One friend, Michael Bradley, had worked with Henri at Jamesburg Juvenile Correctional Facility, where Henri had served as a correctional officer for 22 years and Bradley ran food services. “We had a lot of experiences together,” says Bradley, 63, who has worked at Henri’s Hotts since it opened, first part time, then full time.

“It’s different now,” he muses, stirring collard greens and running the new pressure cooker chicken fryer, which he says produces tastier fried chicken than traditional fryolator baskets (he’s right about that.) “Just his presence, his knowledge. We lost all that.”

Mimi Moore, who started working at Henri’s in 2010, left in 2015, but came back when Ruthie reached out after Henri died. A self-described jack-of-all-trades, Moore makes the creamy mac and cheese, the crumbly cornbread and the sweet corn pudding. When she turned 60 last summer, Ruthie surprised her with a birthday party on the picnic grounds behind the restaurant.

“I was going through a midlife crisis and said I didn’t want anything done for my birthday,” says Moore. “We were just going to go to the casino in Atlantic City. So when we stopped by here and she brought me out back, my head was spinning.”

Joseph Wesley, 58, who joined the team last May, never knew Henri. But Ruthie, he says, “builds up confidence in each and every one of us. She eases the tension, telling us, ‘Yes, you’re going to burn something sometimes, but that’s okay.’ She’s welcomed me as part of the family, and I love that.”

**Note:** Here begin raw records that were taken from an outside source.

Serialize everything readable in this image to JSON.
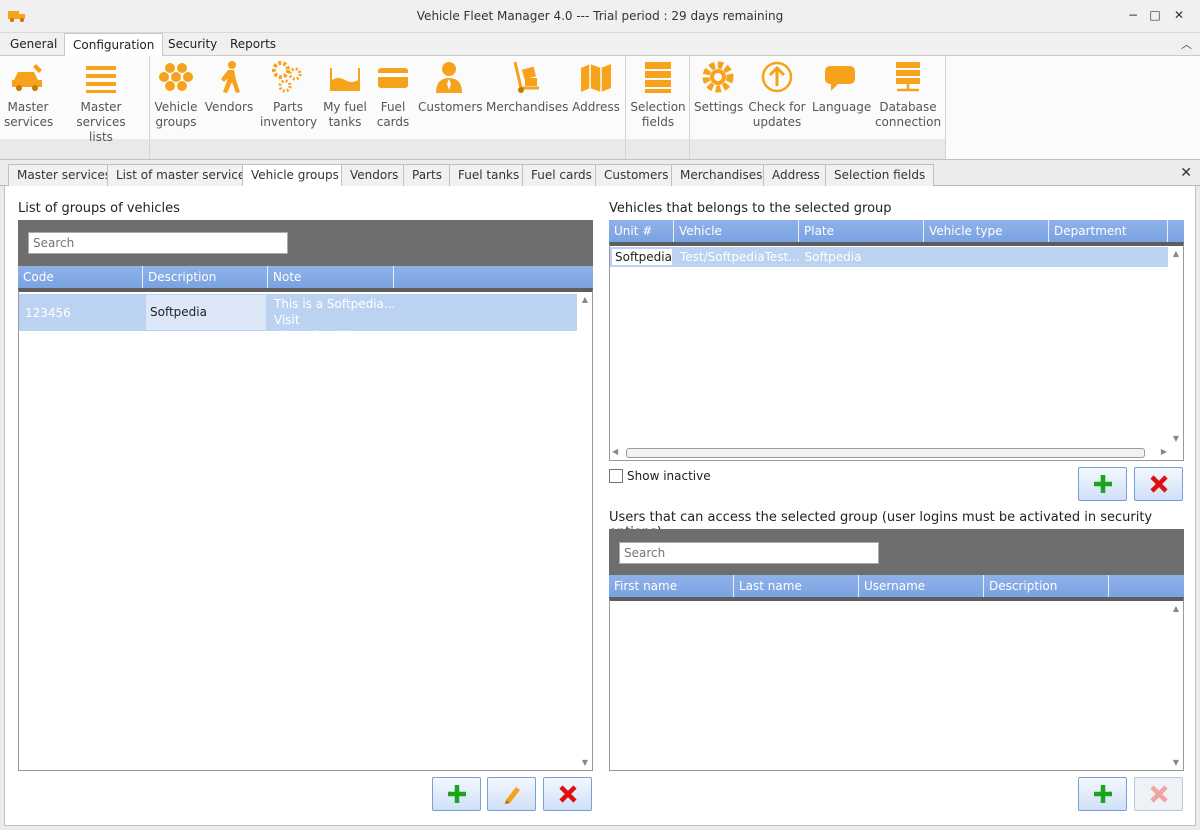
{
  "window": {
    "title": "Vehicle Fleet Manager 4.0 --- Trial period : 29 days remaining",
    "minimize": "−",
    "maximize": "□",
    "close": "✕"
  },
  "menu": {
    "tabs": [
      "General",
      "Configuration",
      "Security",
      "Reports"
    ],
    "active": "Configuration"
  },
  "ribbon": {
    "buttons": [
      {
        "label1": "Master",
        "label2": "services",
        "icon": "car-service-icon"
      },
      {
        "label1": "Master services",
        "label2": "lists",
        "icon": "list-icon"
      },
      {
        "label1": "Vehicle",
        "label2": "groups",
        "icon": "hexagon-group-icon"
      },
      {
        "label1": "Vendors",
        "label2": "",
        "icon": "person-walking-icon"
      },
      {
        "label1": "Parts",
        "label2": "inventory",
        "icon": "gears-icon"
      },
      {
        "label1": "My fuel",
        "label2": "tanks",
        "icon": "fuel-tank-icon"
      },
      {
        "label1": "Fuel",
        "label2": "cards",
        "icon": "card-icon"
      },
      {
        "label1": "Customers",
        "label2": "",
        "icon": "customer-icon"
      },
      {
        "label1": "Merchandises",
        "label2": "",
        "icon": "hand-truck-icon"
      },
      {
        "label1": "Address",
        "label2": "",
        "icon": "map-icon"
      },
      {
        "label1": "Selection",
        "label2": "fields",
        "icon": "selection-fields-icon"
      },
      {
        "label1": "Settings",
        "label2": "",
        "icon": "settings-gear-icon"
      },
      {
        "label1": "Check for",
        "label2": "updates",
        "icon": "update-arrow-icon"
      },
      {
        "label1": "Language",
        "label2": "",
        "icon": "speech-bubble-icon"
      },
      {
        "label1": "Database",
        "label2": "connection",
        "icon": "database-icon"
      }
    ]
  },
  "doc_tabs": {
    "items": [
      "Master services",
      "List of master services",
      "Vehicle groups",
      "Vendors",
      "Parts",
      "Fuel tanks",
      "Fuel cards",
      "Customers",
      "Merchandises",
      "Address",
      "Selection fields"
    ],
    "active": "Vehicle groups"
  },
  "groups_panel": {
    "title": "List of groups of vehicles",
    "search_placeholder": "Search",
    "columns": [
      "Code",
      "Description",
      "Note"
    ],
    "rows": [
      {
        "code": "123456",
        "description": "Softpedia",
        "note_line1": "This is a Softpedia...",
        "note_line2": "Visit win.softpedia.c..."
      }
    ]
  },
  "vehicles_panel": {
    "title": "Vehicles that belongs to the selected group",
    "columns": [
      "Unit #",
      "Vehicle",
      "Plate",
      "Vehicle type",
      "Department"
    ],
    "rows": [
      {
        "unit": "Softpedia",
        "vehicle": "Test/SoftpediaTest...",
        "plate": "Softpedia",
        "vehicle_type": "",
        "department": ""
      }
    ],
    "show_inactive_label": "Show inactive"
  },
  "users_panel": {
    "title": "Users that can access the selected group (user logins must be activated in security options)",
    "search_placeholder": "Search",
    "columns": [
      "First name",
      "Last name",
      "Username",
      "Description"
    ]
  },
  "colors": {
    "accent_orange": "#f7a21b",
    "grid_header_blue": "#7aa3e2",
    "selected_row": "#bcd2f1",
    "add_green": "#1aa51a",
    "delete_red": "#e01010"
  }
}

Ruthie feels she’s still earning her stripes. “Henri always said I was the tougher one. But sometimes I have to repeat things four or five times,” she laments. “I don’t get the same respect, because I’m a woman. But I’m up for the task.”

Indeed, she says she’s looking for a second location. “We’ll still have barbecue, but I’d like to do something a little different. Maybe Caribbean style. Of course, this will always be our home base.” 

Henri’s Hotts Barbeque, 1003 East Black Horse Pike, Folsom; 609-270-7268. Friday–Sunday, noon to 7 pm until Christmas, then reopening early spring.